Early on the game seems to value exploration and observation of the environment. In my first session with the game I played for 2 hours straight, admiring its clean hand-drawn art and soothing ambient soundtrack. The game opens in a side scrolling hub of levels—there are woodlands, old mansion, and laboratories to be explored. Each of these environments are compelling—the woodlands are crested with golden orange sunsets and the cityscapes are dotted with stars. These environments were imbued with so much detail that I found myself pausing to take them all in.
At the end of those two hours, however, I realized that I had played through every unlocked level and that unlocking the other levels requires a key. A key is acquired by completing a level without making a single mistake–you cannot miss any dust, you cannot be hit by an enemy, and you cannot lose your combo, meaning you must clean fast. Take too long transitioning from stain to stain or miss any spot of dirt and you fail to earn a key. Thus Dustforce morphs into a platformer that demands precision and deft hands reminiscent of Super Meat Boy or N+. Apparently, cleaning requires more time, persistence, and dexterity than I can muster.

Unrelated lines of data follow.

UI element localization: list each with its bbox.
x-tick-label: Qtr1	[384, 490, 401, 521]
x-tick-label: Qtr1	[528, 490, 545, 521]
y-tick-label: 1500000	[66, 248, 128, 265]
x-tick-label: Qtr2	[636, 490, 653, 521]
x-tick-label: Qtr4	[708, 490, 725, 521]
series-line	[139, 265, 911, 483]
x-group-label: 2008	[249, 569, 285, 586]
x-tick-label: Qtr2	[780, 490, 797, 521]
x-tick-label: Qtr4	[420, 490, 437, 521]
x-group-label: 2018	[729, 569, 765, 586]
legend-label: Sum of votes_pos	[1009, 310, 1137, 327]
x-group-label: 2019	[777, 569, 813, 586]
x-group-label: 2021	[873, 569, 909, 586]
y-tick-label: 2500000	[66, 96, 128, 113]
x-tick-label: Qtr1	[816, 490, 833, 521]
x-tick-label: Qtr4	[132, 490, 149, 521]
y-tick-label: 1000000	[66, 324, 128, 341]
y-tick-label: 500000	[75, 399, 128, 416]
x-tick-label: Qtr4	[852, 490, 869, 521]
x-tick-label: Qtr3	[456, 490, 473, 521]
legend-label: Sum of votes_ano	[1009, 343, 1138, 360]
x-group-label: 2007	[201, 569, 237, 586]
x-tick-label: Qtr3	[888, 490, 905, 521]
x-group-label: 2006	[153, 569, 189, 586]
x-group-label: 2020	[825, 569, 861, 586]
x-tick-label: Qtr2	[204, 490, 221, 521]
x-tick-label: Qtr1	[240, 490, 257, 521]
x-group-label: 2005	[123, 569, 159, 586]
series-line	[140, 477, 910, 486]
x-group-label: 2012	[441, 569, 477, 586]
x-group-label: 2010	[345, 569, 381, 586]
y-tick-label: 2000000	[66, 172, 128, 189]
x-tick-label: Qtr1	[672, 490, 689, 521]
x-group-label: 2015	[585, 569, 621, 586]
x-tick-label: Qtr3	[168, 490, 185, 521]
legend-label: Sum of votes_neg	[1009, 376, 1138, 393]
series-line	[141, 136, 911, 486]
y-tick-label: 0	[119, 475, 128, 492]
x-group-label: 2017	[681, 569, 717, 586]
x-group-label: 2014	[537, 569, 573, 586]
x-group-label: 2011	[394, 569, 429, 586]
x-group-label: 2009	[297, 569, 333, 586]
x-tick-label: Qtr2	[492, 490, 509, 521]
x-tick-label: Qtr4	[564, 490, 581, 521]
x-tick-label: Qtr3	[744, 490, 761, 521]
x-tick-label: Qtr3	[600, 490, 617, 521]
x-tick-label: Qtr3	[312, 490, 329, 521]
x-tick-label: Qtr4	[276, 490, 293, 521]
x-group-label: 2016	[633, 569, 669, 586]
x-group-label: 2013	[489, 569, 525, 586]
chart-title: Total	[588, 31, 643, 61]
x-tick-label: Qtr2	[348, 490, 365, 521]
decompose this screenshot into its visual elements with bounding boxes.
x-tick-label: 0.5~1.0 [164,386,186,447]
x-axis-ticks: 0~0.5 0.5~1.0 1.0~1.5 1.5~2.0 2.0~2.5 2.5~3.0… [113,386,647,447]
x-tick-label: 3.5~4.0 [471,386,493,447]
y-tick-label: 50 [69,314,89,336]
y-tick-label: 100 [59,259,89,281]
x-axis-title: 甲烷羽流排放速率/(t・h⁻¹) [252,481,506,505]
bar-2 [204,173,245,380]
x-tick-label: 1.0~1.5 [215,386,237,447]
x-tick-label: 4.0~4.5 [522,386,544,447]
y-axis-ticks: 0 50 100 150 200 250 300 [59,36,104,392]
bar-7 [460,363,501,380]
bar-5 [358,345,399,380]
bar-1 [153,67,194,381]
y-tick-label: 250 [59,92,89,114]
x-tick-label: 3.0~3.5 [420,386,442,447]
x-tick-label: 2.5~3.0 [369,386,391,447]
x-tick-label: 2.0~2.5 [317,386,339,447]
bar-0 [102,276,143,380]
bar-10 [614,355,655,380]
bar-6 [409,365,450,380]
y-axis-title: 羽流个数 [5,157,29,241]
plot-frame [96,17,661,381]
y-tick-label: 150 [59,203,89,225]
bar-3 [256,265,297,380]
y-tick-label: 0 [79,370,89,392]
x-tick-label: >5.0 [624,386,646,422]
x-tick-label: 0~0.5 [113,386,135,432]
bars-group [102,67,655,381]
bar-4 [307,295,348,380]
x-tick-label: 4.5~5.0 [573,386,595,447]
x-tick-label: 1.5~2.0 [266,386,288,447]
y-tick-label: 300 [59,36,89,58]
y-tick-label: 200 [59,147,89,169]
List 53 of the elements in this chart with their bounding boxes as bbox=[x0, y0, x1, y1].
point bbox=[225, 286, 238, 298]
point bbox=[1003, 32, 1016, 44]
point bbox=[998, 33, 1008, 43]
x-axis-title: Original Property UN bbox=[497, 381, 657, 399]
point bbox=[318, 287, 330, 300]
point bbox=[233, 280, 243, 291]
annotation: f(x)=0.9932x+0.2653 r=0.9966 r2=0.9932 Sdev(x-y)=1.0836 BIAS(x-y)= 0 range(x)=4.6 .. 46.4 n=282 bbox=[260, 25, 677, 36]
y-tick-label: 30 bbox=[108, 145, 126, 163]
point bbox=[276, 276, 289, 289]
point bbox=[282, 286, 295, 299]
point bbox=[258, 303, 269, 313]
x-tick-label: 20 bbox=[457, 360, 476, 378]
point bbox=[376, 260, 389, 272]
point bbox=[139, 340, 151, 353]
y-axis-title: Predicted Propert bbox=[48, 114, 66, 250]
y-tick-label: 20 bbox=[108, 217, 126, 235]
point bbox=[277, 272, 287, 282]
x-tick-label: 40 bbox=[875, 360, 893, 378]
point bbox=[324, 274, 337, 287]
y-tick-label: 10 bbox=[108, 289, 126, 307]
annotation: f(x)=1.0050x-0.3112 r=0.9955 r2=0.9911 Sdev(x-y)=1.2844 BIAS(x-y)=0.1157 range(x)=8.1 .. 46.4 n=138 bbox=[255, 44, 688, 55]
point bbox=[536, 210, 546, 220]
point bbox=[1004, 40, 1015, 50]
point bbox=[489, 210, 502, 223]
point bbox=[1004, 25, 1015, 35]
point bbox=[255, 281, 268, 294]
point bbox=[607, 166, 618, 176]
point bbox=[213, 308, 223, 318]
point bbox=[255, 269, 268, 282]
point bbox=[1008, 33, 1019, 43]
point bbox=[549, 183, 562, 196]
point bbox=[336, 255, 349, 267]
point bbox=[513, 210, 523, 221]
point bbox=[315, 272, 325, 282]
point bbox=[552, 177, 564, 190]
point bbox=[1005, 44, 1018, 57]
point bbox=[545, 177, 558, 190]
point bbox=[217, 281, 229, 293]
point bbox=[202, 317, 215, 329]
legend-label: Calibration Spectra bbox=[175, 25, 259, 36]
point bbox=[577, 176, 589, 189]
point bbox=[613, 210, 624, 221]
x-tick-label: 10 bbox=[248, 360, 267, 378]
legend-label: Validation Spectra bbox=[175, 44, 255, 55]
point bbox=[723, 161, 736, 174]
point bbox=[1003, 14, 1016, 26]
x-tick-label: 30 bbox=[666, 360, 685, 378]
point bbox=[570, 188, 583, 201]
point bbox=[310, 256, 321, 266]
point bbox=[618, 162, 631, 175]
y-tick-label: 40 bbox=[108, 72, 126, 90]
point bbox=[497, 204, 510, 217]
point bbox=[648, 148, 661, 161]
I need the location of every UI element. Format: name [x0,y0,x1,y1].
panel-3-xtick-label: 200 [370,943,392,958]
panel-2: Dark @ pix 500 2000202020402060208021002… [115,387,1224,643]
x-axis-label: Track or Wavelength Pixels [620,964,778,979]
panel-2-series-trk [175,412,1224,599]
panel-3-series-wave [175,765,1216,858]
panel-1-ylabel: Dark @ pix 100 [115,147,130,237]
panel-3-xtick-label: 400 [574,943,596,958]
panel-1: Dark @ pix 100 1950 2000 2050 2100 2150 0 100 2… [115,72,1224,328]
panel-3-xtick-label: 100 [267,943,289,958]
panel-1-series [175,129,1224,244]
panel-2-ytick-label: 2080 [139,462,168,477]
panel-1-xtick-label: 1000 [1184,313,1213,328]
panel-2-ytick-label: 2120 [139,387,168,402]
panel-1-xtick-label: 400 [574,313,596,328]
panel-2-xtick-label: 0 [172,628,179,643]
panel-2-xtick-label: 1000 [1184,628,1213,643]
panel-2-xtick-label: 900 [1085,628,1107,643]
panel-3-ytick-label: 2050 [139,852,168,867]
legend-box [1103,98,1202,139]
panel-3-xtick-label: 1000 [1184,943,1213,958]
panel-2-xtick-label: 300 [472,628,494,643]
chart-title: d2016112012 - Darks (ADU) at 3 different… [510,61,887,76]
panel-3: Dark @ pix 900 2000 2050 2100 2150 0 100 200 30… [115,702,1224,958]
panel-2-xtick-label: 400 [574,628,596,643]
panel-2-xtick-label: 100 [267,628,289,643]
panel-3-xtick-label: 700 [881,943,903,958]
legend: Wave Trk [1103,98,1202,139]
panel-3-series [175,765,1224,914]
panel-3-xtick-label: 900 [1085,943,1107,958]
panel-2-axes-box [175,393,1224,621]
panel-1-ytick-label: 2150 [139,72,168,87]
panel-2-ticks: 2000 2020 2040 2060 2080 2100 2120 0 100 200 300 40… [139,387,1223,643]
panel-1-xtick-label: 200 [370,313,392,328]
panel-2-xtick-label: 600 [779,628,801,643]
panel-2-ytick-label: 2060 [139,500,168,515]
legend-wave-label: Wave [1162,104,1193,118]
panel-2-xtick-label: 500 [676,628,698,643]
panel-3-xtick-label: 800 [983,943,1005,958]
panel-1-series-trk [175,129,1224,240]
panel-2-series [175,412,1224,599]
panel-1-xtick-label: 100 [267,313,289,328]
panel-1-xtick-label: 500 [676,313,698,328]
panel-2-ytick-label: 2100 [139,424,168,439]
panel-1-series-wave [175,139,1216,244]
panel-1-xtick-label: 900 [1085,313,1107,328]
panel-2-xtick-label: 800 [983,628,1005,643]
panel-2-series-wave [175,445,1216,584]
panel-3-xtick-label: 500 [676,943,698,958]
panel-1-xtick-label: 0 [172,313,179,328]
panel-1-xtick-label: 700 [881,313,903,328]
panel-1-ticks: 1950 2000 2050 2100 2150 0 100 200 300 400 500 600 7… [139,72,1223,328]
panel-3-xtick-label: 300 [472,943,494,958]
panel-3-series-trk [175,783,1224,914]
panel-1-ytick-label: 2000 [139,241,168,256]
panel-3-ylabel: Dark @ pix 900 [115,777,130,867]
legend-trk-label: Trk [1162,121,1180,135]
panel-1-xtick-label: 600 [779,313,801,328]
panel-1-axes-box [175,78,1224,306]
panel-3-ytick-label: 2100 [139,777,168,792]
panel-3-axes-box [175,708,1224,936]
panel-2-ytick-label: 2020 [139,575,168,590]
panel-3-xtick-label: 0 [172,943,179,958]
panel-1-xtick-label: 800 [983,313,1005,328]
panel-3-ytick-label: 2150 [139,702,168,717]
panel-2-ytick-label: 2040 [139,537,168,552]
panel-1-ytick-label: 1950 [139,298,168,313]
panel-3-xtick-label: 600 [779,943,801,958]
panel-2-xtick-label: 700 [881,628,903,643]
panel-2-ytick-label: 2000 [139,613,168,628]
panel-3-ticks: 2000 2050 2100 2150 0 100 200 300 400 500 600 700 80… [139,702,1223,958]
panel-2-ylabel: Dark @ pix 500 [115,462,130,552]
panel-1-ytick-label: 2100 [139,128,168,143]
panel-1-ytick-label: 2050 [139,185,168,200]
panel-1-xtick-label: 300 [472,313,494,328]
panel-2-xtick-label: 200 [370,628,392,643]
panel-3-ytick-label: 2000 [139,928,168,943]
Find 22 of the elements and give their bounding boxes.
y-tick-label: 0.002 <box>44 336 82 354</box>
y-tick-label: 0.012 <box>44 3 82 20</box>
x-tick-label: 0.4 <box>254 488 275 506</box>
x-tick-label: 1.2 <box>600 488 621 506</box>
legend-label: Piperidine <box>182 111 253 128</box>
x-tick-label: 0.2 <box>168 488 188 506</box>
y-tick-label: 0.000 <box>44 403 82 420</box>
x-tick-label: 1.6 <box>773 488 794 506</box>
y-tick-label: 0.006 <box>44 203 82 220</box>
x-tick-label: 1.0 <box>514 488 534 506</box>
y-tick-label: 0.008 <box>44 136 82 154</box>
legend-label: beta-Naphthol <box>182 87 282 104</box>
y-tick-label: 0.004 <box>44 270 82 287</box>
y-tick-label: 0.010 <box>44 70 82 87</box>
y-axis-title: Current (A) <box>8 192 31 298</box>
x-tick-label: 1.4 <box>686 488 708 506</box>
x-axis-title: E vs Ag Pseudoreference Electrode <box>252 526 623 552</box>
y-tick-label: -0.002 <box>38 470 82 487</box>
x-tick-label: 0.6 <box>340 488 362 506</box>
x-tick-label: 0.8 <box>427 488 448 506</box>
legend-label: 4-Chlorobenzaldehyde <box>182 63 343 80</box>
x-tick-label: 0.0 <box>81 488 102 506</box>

Thus an ambient platformer quickly transforms into an exercise in cold calculation. Given the amount of the world that is only accessible by key, this is certainly what the developers intended. However, given the game’s aesthetic choices, the transition to merciless platformer is jarring. There is something delightful about hitting your combo just right such that an angry bear turns peaceful or a dusty gargoyle returns to it’s proper position. In such moments, if we are paying attention, we should realize that our actions are making a difference. Sadly, however, the game’s insistence on perfection does not allow us to bask in these moments. We’re all too busy frantically trying to maintain our combos. Continued play devolves into rote memorization and environments that once enchanted us only serve to highlight our imperfections.
The more I played the less I cared that I had swept dusty books back into their cases or restored woodland creatures to their proper habitation—keeping my combo had become my sole fixation. I couldn’t appreciate the beauty of the world–I had to memorize every wall jump and perfectly time every boost. As a result, the game is simultaneously frustrating, rewarding, and honest. It is frustrating because the game is requiring of me diligence that I don’t have, meaning there are large portions of the world I will never have the pleasure of cleaning. It’s rewarding because every perfect score feels like a significant accomplishment and honest because it recognizes the difficulty of the janitorial profession.
Nonetheless, Dustforce is a refreshing take on the side scrolling platformer–one in which honors the simple but noble act of cleaning both through its aesthetics and the demands it places on players. Though this combination is necessarily limiting and at times jarring, the end product is certainly the most fun I have ever had cleaning.